THE MULE n’est pas un chef d’œuvre crépusculaire comme pouvait l’être IMPITOYABLE ou GRAN TORINO, mais un film très agréable, drôle, sarcastique, un divertissement plus incisif qu’il n’y parait. Les policiers sont tout de même vus comme des andouilles incompétents, le chef de la DEA (excellent Laurence Fishburne) passe son temps à valider ce que lui propose Colin Bates (Bradley Cooper) en martelant : « ouais, faites comme ça, super, mais je veux des résultats » 10 fois dans le film ! Le plan final est juste magnifique.
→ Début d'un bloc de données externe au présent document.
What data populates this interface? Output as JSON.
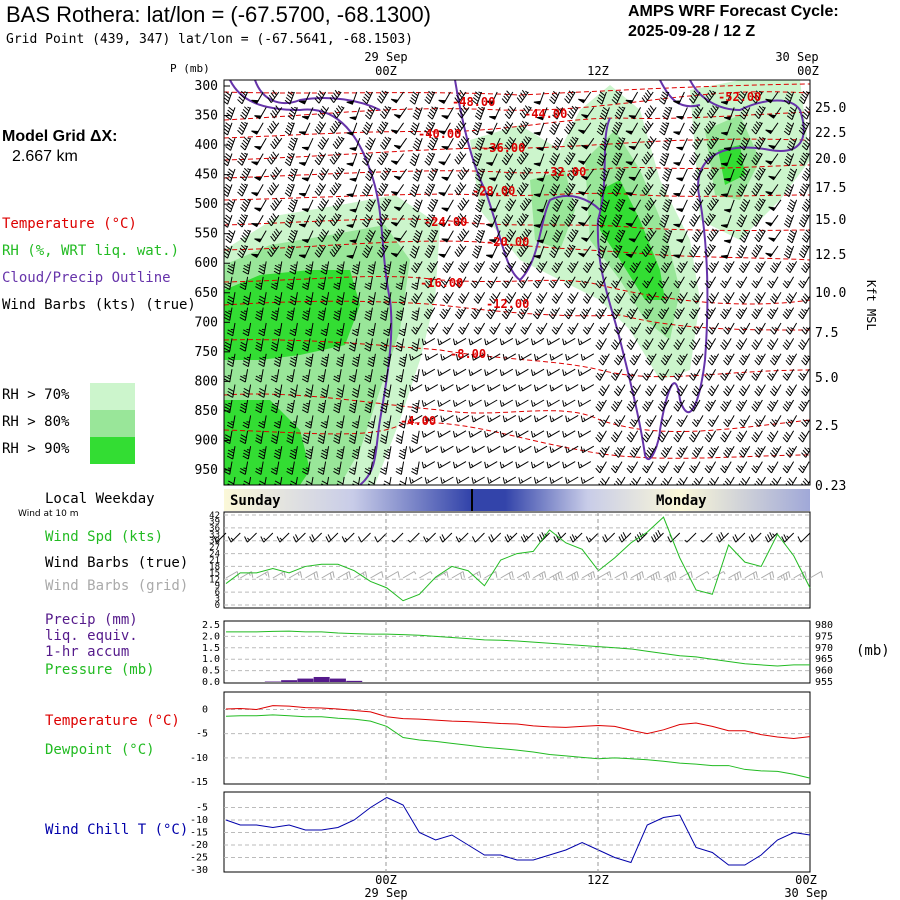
{
  "header": {
    "title": "BAS Rothera:  lat/lon = (-67.5700, -68.1300)",
    "grid_point": "Grid Point (439, 347) lat/lon = (-67.5641, -68.1503)",
    "amps_line1": "AMPS WRF Forecast Cycle:",
    "amps_line2": "2025-09-28 / 12  Z"
  },
  "left_labels": {
    "model_grid_1": "Model Grid ΔX:",
    "model_grid_2": "2.667 km",
    "temperature": "Temperature (°C)",
    "rh": "RH (%, WRT liq. wat.)",
    "cloud": "Cloud/Precip Outline",
    "wind_barbs": "Wind Barbs (kts) (true)",
    "rh70": "RH > 70%",
    "rh80": "RH > 80%",
    "rh90": "RH > 90%",
    "weekday": "Local Weekday",
    "wind10m": "Wind at 10 m",
    "wind_spd": "Wind Spd (kts)",
    "wind_barbs_true": "Wind Barbs (true)",
    "wind_barbs_grid": "Wind Barbs (grid)",
    "precip1": "Precip (mm)",
    "precip2": "liq. equiv.",
    "precip3": "1-hr accum",
    "pressure": "Pressure (mb)",
    "temp2": "Temperature (°C)",
    "dewpoint": "Dewpoint (°C)",
    "windchill": "Wind Chill T (°C)",
    "mb_unit": "(mb)",
    "kft": "Kft MSL",
    "p_axis": "P (mb)"
  },
  "colors": {
    "temp": "#dd0000",
    "rh70": "#ccf5cc",
    "rh80": "#99e699",
    "rh90": "#33dd33",
    "cloud": "#6633aa",
    "green": "#22bb22",
    "precip": "#551a8b",
    "chill": "#0000aa",
    "grey": "#aaaaaa"
  },
  "time_axis": {
    "top_dates": [
      "29 Sep",
      "30 Sep"
    ],
    "ticks": [
      "00Z",
      "12Z",
      "00Z"
    ],
    "bottom_dates": [
      "29 Sep",
      "30 Sep"
    ],
    "days": [
      "Sunday",
      "Monday"
    ]
  },
  "chart_data": [
    {
      "type": "heatmap",
      "title": "Cross-section: Temperature, RH, Cloud outline, Wind barbs",
      "x_hours": [
        0,
        36
      ],
      "pressure_ticks": [
        300,
        350,
        400,
        450,
        500,
        550,
        600,
        650,
        700,
        750,
        800,
        850,
        900,
        950
      ],
      "height_ticks": [
        "25.0",
        "22.5",
        "20.0",
        "17.5",
        "15.0",
        "12.5",
        "10.0",
        "7.5",
        "5.0",
        "2.5",
        "0.23"
      ],
      "temp_labels": [
        "-48.00",
        "-44.00",
        "-40.00",
        "-36.00",
        "-32.00",
        "-28.00",
        "-24.00",
        "-20.00",
        "-16.00",
        "-12.00",
        "-8.00",
        "-4.00",
        "-52.00"
      ]
    },
    {
      "type": "line",
      "title": "Wind Spd (kts)",
      "yticks": [
        "42",
        "39",
        "36",
        "33",
        "30",
        "27",
        "24",
        "21",
        "18",
        "15",
        "12",
        "9",
        "6",
        "3",
        "0"
      ],
      "ylim": [
        0,
        42
      ],
      "x_hours": [
        0,
        1,
        2,
        3,
        4,
        5,
        6,
        7,
        8,
        9,
        10,
        11,
        12,
        13,
        14,
        15,
        16,
        17,
        18,
        19,
        20,
        21,
        22,
        23,
        24,
        25,
        26,
        27,
        28,
        29,
        30,
        31,
        32,
        33,
        34,
        35,
        36
      ],
      "values": [
        10,
        15,
        15,
        17,
        15,
        18,
        19,
        19,
        16,
        11,
        8,
        2,
        5,
        13,
        18,
        16,
        9,
        21,
        24,
        25,
        35,
        29,
        26,
        16,
        22,
        29,
        34,
        41,
        22,
        7,
        5,
        28,
        20,
        18,
        33,
        23,
        8
      ]
    },
    {
      "type": "line",
      "title": "Precip (mm) / Pressure (mb)",
      "precip_yticks": [
        "2.5",
        "2.0",
        "1.5",
        "1.0",
        "0.5",
        "0.0"
      ],
      "pressure_yticks": [
        "980",
        "975",
        "970",
        "965",
        "960",
        "955"
      ],
      "precip_ylim": [
        0,
        2.5
      ],
      "pressure_ylim": [
        955,
        980
      ],
      "x_hours": [
        0,
        1,
        2,
        3,
        4,
        5,
        6,
        7,
        8,
        9,
        10,
        11,
        12,
        13,
        14,
        15,
        16,
        17,
        18,
        19,
        20,
        21,
        22,
        23,
        24,
        25,
        26,
        27,
        28,
        29,
        30,
        31,
        32,
        33,
        34,
        35,
        36
      ],
      "pressure": [
        977.0,
        977.0,
        977.0,
        977.2,
        977.3,
        977.0,
        977.0,
        976.5,
        976.2,
        976.0,
        976.0,
        975.8,
        975.5,
        975.0,
        974.5,
        974.0,
        973.5,
        973.3,
        973.0,
        972.5,
        972.0,
        971.5,
        971.0,
        970.5,
        970.0,
        969.5,
        968.5,
        967.5,
        966.5,
        966.0,
        965.0,
        964.0,
        963.0,
        962.5,
        962.0,
        962.5,
        962.5
      ],
      "precip": [
        0,
        0,
        0,
        0.02,
        0.08,
        0.15,
        0.22,
        0.15,
        0.05,
        0,
        0,
        0,
        0,
        0,
        0,
        0,
        0,
        0,
        0,
        0,
        0,
        0,
        0,
        0,
        0,
        0,
        0,
        0,
        0,
        0,
        0,
        0,
        0,
        0,
        0,
        0,
        0
      ]
    },
    {
      "type": "line",
      "title": "Temperature / Dewpoint (°C)",
      "yticks": [
        "0",
        "-5",
        "-10",
        "-15"
      ],
      "ylim": [
        -15,
        3
      ],
      "x_hours": [
        0,
        1,
        2,
        3,
        4,
        5,
        6,
        7,
        8,
        9,
        10,
        11,
        12,
        13,
        14,
        15,
        16,
        17,
        18,
        19,
        20,
        21,
        22,
        23,
        24,
        25,
        26,
        27,
        28,
        29,
        30,
        31,
        32,
        33,
        34,
        35,
        36
      ],
      "temperature": [
        0.1,
        0.2,
        0.0,
        0.8,
        0.7,
        0.4,
        0.3,
        0.1,
        -0.2,
        -0.5,
        -1.5,
        -1.9,
        -2.0,
        -2.2,
        -2.4,
        -2.5,
        -2.7,
        -2.9,
        -3.0,
        -3.4,
        -3.6,
        -3.7,
        -3.5,
        -3.3,
        -3.5,
        -4.3,
        -5.0,
        -4.2,
        -3.1,
        -2.8,
        -3.5,
        -4.4,
        -4.4,
        -5.2,
        -5.7,
        -6.0,
        -5.6
      ],
      "dewpoint": [
        -1.4,
        -1.3,
        -1.3,
        -1.1,
        -1.3,
        -1.5,
        -1.5,
        -1.8,
        -2.0,
        -2.4,
        -3.5,
        -5.8,
        -6.3,
        -6.6,
        -7.0,
        -7.4,
        -7.8,
        -8.1,
        -8.4,
        -8.8,
        -9.3,
        -9.6,
        -9.9,
        -10.2,
        -10.0,
        -10.2,
        -10.4,
        -10.7,
        -11.1,
        -11.3,
        -11.6,
        -11.6,
        -12.4,
        -12.7,
        -12.8,
        -13.4,
        -14.2
      ]
    },
    {
      "type": "line",
      "title": "Wind Chill T (°C)",
      "yticks": [
        "-5",
        "-10",
        "-15",
        "-20",
        "-25",
        "-30"
      ],
      "ylim": [
        -30,
        0
      ],
      "x_hours": [
        0,
        1,
        2,
        3,
        4,
        5,
        6,
        7,
        8,
        9,
        10,
        11,
        12,
        13,
        14,
        15,
        16,
        17,
        18,
        19,
        20,
        21,
        22,
        23,
        24,
        25,
        26,
        27,
        28,
        29,
        30,
        31,
        32,
        33,
        34,
        35,
        36
      ],
      "values": [
        -10,
        -12,
        -12,
        -13,
        -12,
        -14,
        -14,
        -13,
        -10,
        -5,
        -1,
        -4,
        -15,
        -18,
        -16,
        -20,
        -24,
        -24,
        -26,
        -26,
        -24,
        -22,
        -19,
        -22,
        -25,
        -27,
        -12,
        -9,
        -8,
        -21,
        -23,
        -28,
        -28,
        -24,
        -18,
        -15,
        -16
      ]
    }
  ]
}
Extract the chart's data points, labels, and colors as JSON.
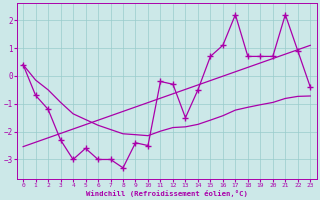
{
  "xlabel": "Windchill (Refroidissement éolien,°C)",
  "bg_color": "#cce8e8",
  "grid_color": "#99cccc",
  "line_color": "#aa00aa",
  "x_data": [
    0,
    1,
    2,
    3,
    4,
    5,
    6,
    7,
    8,
    9,
    10,
    11,
    12,
    13,
    14,
    15,
    16,
    17,
    18,
    19,
    20,
    21,
    22,
    23
  ],
  "y_data": [
    0.4,
    -0.7,
    -1.2,
    -2.3,
    -3.0,
    -2.6,
    -3.0,
    -3.0,
    -3.3,
    -2.4,
    -2.5,
    -0.2,
    -0.3,
    -1.5,
    -0.5,
    0.7,
    1.1,
    2.2,
    0.7,
    0.7,
    0.7,
    2.2,
    0.9,
    -0.4
  ],
  "ylim": [
    -3.7,
    2.6
  ],
  "xlim": [
    -0.5,
    23.5
  ],
  "xticks": [
    0,
    1,
    2,
    3,
    4,
    5,
    6,
    7,
    8,
    9,
    10,
    11,
    12,
    13,
    14,
    15,
    16,
    17,
    18,
    19,
    20,
    21,
    22,
    23
  ],
  "yticks": [
    -3,
    -2,
    -1,
    0,
    1,
    2
  ]
}
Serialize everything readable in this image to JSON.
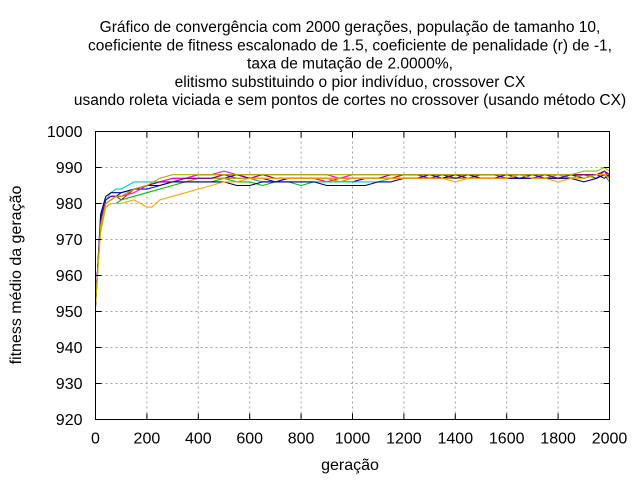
{
  "chart_data": {
    "type": "line",
    "title_lines": [
      "Gráfico de convergência com 2000 gerações, população de tamanho 10,",
      "coeficiente de fitness escalonado de 1.5, coeficiente de penalidade (r) de -1,",
      "taxa de mutação de 2.0000%,",
      "elitismo substituindo o pior indivíduo, crossover CX",
      "usando roleta viciada e sem pontos de cortes no crossover (usando método CX)"
    ],
    "xlabel": "geração",
    "ylabel": "fitness médio da geração",
    "xlim": [
      0,
      2000
    ],
    "ylim": [
      920,
      1000
    ],
    "x_ticks": [
      0,
      200,
      400,
      600,
      800,
      1000,
      1200,
      1400,
      1600,
      1800,
      2000
    ],
    "y_ticks": [
      920,
      930,
      940,
      950,
      960,
      970,
      980,
      990,
      1000
    ],
    "grid": true,
    "legend": "none",
    "series": [
      {
        "color": "#ff0000",
        "x": [
          0,
          20,
          40,
          60,
          80,
          100,
          150,
          200,
          250,
          300,
          350,
          400,
          450,
          500,
          550,
          600,
          650,
          700,
          750,
          800,
          850,
          900,
          950,
          1000,
          1050,
          1100,
          1150,
          1200,
          1250,
          1300,
          1350,
          1400,
          1450,
          1500,
          1550,
          1600,
          1650,
          1700,
          1750,
          1800,
          1850,
          1900,
          1950,
          1980,
          2000
        ],
        "y": [
          952,
          975,
          980,
          981,
          982,
          981,
          984,
          985,
          986,
          987,
          987,
          988,
          988,
          988,
          987,
          987,
          986,
          986,
          987,
          987,
          987,
          986,
          987,
          987,
          987,
          987,
          987,
          988,
          988,
          987,
          988,
          987,
          987,
          988,
          988,
          987,
          988,
          987,
          988,
          987,
          988,
          988,
          987,
          989,
          987
        ]
      },
      {
        "color": "#00c000",
        "x": [
          0,
          20,
          40,
          60,
          80,
          100,
          150,
          200,
          250,
          300,
          350,
          400,
          450,
          500,
          550,
          600,
          650,
          700,
          750,
          800,
          850,
          900,
          950,
          1000,
          1050,
          1100,
          1150,
          1200,
          1250,
          1300,
          1350,
          1400,
          1450,
          1500,
          1550,
          1600,
          1650,
          1700,
          1750,
          1800,
          1850,
          1900,
          1950,
          1980,
          2000
        ],
        "y": [
          953,
          973,
          979,
          980,
          980,
          981,
          982,
          983,
          984,
          985,
          986,
          986,
          986,
          987,
          986,
          986,
          985,
          986,
          986,
          985,
          986,
          986,
          986,
          986,
          987,
          987,
          987,
          987,
          987,
          987,
          987,
          987,
          987,
          987,
          987,
          987,
          987,
          987,
          987,
          987,
          988,
          988,
          987,
          988,
          986
        ]
      },
      {
        "color": "#0000ff",
        "x": [
          0,
          20,
          40,
          60,
          80,
          100,
          150,
          200,
          250,
          300,
          350,
          400,
          450,
          500,
          550,
          600,
          650,
          700,
          750,
          800,
          850,
          900,
          950,
          1000,
          1050,
          1100,
          1150,
          1200,
          1250,
          1300,
          1350,
          1400,
          1450,
          1500,
          1550,
          1600,
          1650,
          1700,
          1750,
          1800,
          1850,
          1900,
          1950,
          1980,
          2000
        ],
        "y": [
          952,
          976,
          981,
          982,
          982,
          983,
          984,
          984,
          985,
          986,
          986,
          987,
          987,
          987,
          988,
          987,
          987,
          986,
          987,
          987,
          987,
          987,
          986,
          986,
          987,
          987,
          987,
          987,
          987,
          988,
          987,
          988,
          987,
          987,
          987,
          988,
          987,
          988,
          987,
          987,
          988,
          987,
          988,
          987,
          988
        ]
      },
      {
        "color": "#ff00ff",
        "x": [
          0,
          20,
          40,
          60,
          80,
          100,
          150,
          200,
          250,
          300,
          350,
          400,
          450,
          500,
          550,
          600,
          650,
          700,
          750,
          800,
          850,
          900,
          950,
          1000,
          1050,
          1100,
          1150,
          1200,
          1250,
          1300,
          1350,
          1400,
          1450,
          1500,
          1550,
          1600,
          1650,
          1700,
          1750,
          1800,
          1850,
          1900,
          1950,
          1980,
          2000
        ],
        "y": [
          953,
          974,
          980,
          981,
          982,
          982,
          983,
          985,
          986,
          987,
          987,
          988,
          988,
          989,
          988,
          988,
          988,
          988,
          988,
          988,
          988,
          988,
          987,
          988,
          988,
          988,
          988,
          988,
          988,
          988,
          988,
          988,
          988,
          988,
          988,
          988,
          988,
          988,
          988,
          988,
          988,
          988,
          988,
          989,
          988
        ]
      },
      {
        "color": "#00c8c8",
        "x": [
          0,
          20,
          40,
          60,
          80,
          100,
          150,
          200,
          250,
          300,
          350,
          400,
          450,
          500,
          550,
          600,
          650,
          700,
          750,
          800,
          850,
          900,
          950,
          1000,
          1050,
          1100,
          1150,
          1200,
          1250,
          1300,
          1350,
          1400,
          1450,
          1500,
          1550,
          1600,
          1650,
          1700,
          1750,
          1800,
          1850,
          1900,
          1950,
          1980,
          2000
        ],
        "y": [
          952,
          975,
          981,
          983,
          984,
          984,
          986,
          986,
          986,
          986,
          987,
          987,
          987,
          987,
          987,
          987,
          986,
          986,
          986,
          986,
          986,
          986,
          986,
          986,
          986,
          986,
          987,
          987,
          987,
          987,
          987,
          987,
          987,
          987,
          987,
          987,
          988,
          987,
          987,
          988,
          987,
          988,
          988,
          989,
          988
        ]
      },
      {
        "color": "#c8a000",
        "x": [
          0,
          20,
          40,
          60,
          80,
          100,
          150,
          200,
          250,
          300,
          350,
          400,
          450,
          500,
          550,
          600,
          650,
          700,
          750,
          800,
          850,
          900,
          950,
          1000,
          1050,
          1100,
          1150,
          1200,
          1250,
          1300,
          1350,
          1400,
          1450,
          1500,
          1550,
          1600,
          1650,
          1700,
          1750,
          1800,
          1850,
          1900,
          1950,
          1980,
          2000
        ],
        "y": [
          952,
          974,
          980,
          981,
          982,
          982,
          984,
          985,
          985,
          986,
          986,
          987,
          987,
          987,
          987,
          987,
          987,
          987,
          987,
          987,
          987,
          987,
          986,
          987,
          987,
          987,
          987,
          987,
          987,
          987,
          987,
          987,
          987,
          987,
          987,
          987,
          987,
          987,
          987,
          987,
          987,
          988,
          988,
          988,
          987
        ]
      },
      {
        "color": "#000080",
        "x": [
          0,
          20,
          40,
          60,
          80,
          100,
          150,
          200,
          250,
          300,
          350,
          400,
          450,
          500,
          550,
          600,
          650,
          700,
          750,
          800,
          850,
          900,
          950,
          1000,
          1050,
          1100,
          1150,
          1200,
          1250,
          1300,
          1350,
          1400,
          1450,
          1500,
          1550,
          1600,
          1650,
          1700,
          1750,
          1800,
          1850,
          1900,
          1950,
          1980,
          2000
        ],
        "y": [
          951,
          977,
          982,
          983,
          983,
          983,
          984,
          985,
          985,
          986,
          986,
          986,
          986,
          986,
          985,
          985,
          986,
          986,
          986,
          986,
          986,
          985,
          985,
          985,
          985,
          986,
          986,
          987,
          987,
          987,
          987,
          988,
          988,
          987,
          987,
          987,
          987,
          987,
          987,
          987,
          987,
          986,
          987,
          988,
          987
        ]
      },
      {
        "color": "#800080",
        "x": [
          0,
          20,
          40,
          60,
          80,
          100,
          150,
          200,
          250,
          300,
          350,
          400,
          450,
          500,
          550,
          600,
          650,
          700,
          750,
          800,
          850,
          900,
          950,
          1000,
          1050,
          1100,
          1150,
          1200,
          1250,
          1300,
          1350,
          1400,
          1450,
          1500,
          1550,
          1600,
          1650,
          1700,
          1750,
          1800,
          1850,
          1900,
          1950,
          1980,
          2000
        ],
        "y": [
          952,
          975,
          981,
          982,
          982,
          982,
          984,
          985,
          986,
          986,
          987,
          987,
          987,
          988,
          988,
          987,
          988,
          987,
          987,
          987,
          987,
          987,
          987,
          987,
          987,
          987,
          988,
          988,
          988,
          988,
          988,
          987,
          988,
          988,
          988,
          988,
          988,
          988,
          988,
          987,
          988,
          988,
          988,
          989,
          988
        ]
      },
      {
        "color": "#ffa500",
        "x": [
          0,
          20,
          40,
          60,
          80,
          100,
          150,
          200,
          220,
          250,
          300,
          350,
          400,
          450,
          500,
          550,
          600,
          650,
          700,
          750,
          800,
          850,
          900,
          950,
          1000,
          1050,
          1100,
          1150,
          1200,
          1250,
          1300,
          1350,
          1400,
          1450,
          1500,
          1550,
          1600,
          1650,
          1700,
          1750,
          1800,
          1850,
          1900,
          1950,
          1980,
          2000
        ],
        "y": [
          952,
          972,
          979,
          980,
          980,
          980,
          981,
          979,
          979,
          981,
          982,
          983,
          984,
          985,
          986,
          986,
          987,
          987,
          987,
          987,
          987,
          987,
          987,
          987,
          987,
          987,
          987,
          987,
          987,
          987,
          987,
          987,
          986,
          987,
          987,
          987,
          987,
          988,
          987,
          987,
          986,
          987,
          987,
          988,
          988,
          987
        ]
      },
      {
        "color": "#b0b000",
        "x": [
          0,
          20,
          40,
          60,
          80,
          100,
          150,
          200,
          250,
          300,
          350,
          400,
          450,
          500,
          550,
          600,
          650,
          700,
          750,
          800,
          850,
          900,
          950,
          1000,
          1050,
          1100,
          1150,
          1200,
          1250,
          1300,
          1350,
          1400,
          1450,
          1500,
          1550,
          1600,
          1650,
          1700,
          1750,
          1800,
          1850,
          1900,
          1950,
          1980,
          2000
        ],
        "y": [
          952,
          974,
          980,
          981,
          982,
          982,
          984,
          985,
          987,
          988,
          988,
          988,
          988,
          988,
          988,
          988,
          988,
          988,
          988,
          988,
          988,
          988,
          988,
          988,
          988,
          988,
          988,
          988,
          988,
          988,
          988,
          988,
          988,
          988,
          988,
          988,
          988,
          988,
          988,
          988,
          988,
          989,
          989,
          990,
          989
        ]
      }
    ]
  }
}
Earl retourne à l’essentiel : ses fleurs.
PS : L’histoire est donc vraie, Léo Sharp a été arrêté à 87 ans, a plaidé coupable, a fait trois ans de taule avant de sortir pour raison de santé, il est mort à 92 ans. On peut voir sur Internet les images de son arrestation, filmée par la caméra de la voiture de flic, avec le même 4X4 noir.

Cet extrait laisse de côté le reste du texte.